O método atualmente adotado, além de ineficaz, é altamente dispendioso, uma vez que o poder público investe consideráveis somas para que sejam os animais apreendidos, confinados e eliminados, sem que desse proceder resulte qualquer valia para a saúde pública, o que revela má gestão dos interesses públicos.

As verbas destinadas à eliminação deveriam ser aplicadas em efetivo programa de esterilização, para que seja a natalidade controlada, uma vez que essa é a única forma eficaz de se reduzir a população de animais, como enfatiza o Informe, no anexo 4, p. 124:

O método mais simples e mais amplamente empregado para o controle da reprodução consiste em impedir o cruzamento através da restrição da liberdade de movimento ou do confinamento das cadelas no cio. Outros métodos (injeções de hormônios e esterilização) são muito caros. A captura e a eliminação de cães não são mais consideradas medidas de controle eficazes, se bem que se possam obter benefícios indiretos através de eliminação seletiva de cães não vacinados, que não estejam em conformidade com as normas de controle e costumam se amontoar nos restos de mercados, matadouros e fábricas de alimentos. A eliminação desses animais deve ser considerada somente se puder impedir que outros cães ocupem seu lugar ecológico.

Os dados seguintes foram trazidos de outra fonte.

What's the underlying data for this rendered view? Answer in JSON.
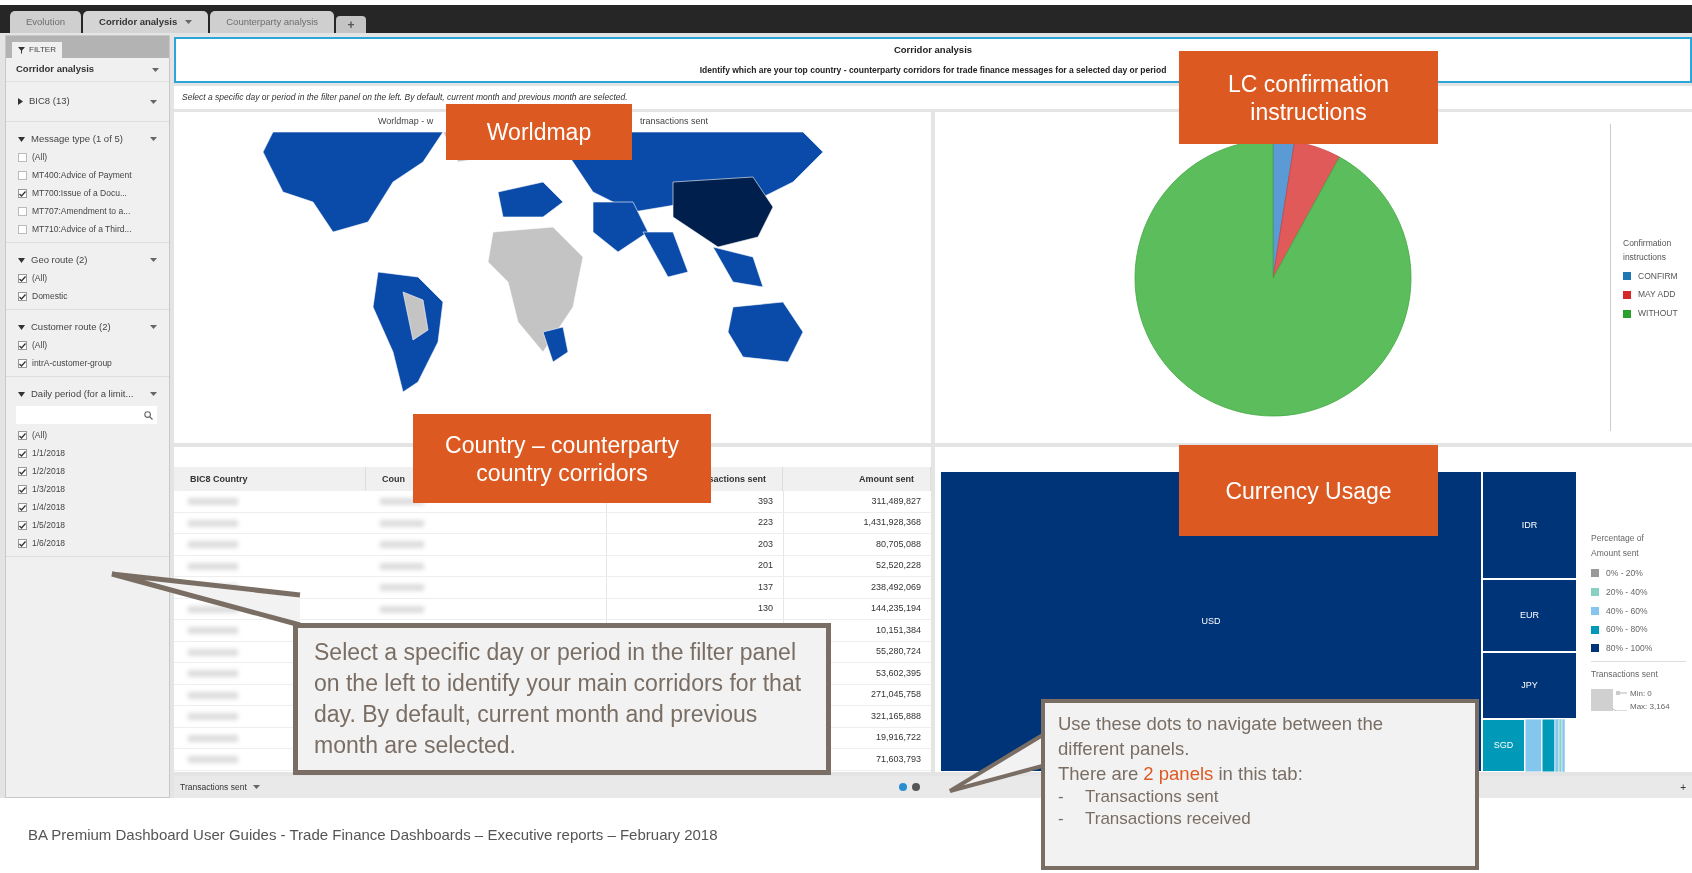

Cumpre esclarecer que a menção à onerosidade da esterilização se deve ao fato de que o informe data de 1992, quando os valores eram os estipulados por médicos veterinários, uma vez que ainda não se cogitava de castrações a baixo-custo. Atualmente, graças a novas técnicas cirúrgicas e às campanhas de esterilização a baixo-custo, já se reconhece a esterilização como método menos dispendioso do que o extermínio.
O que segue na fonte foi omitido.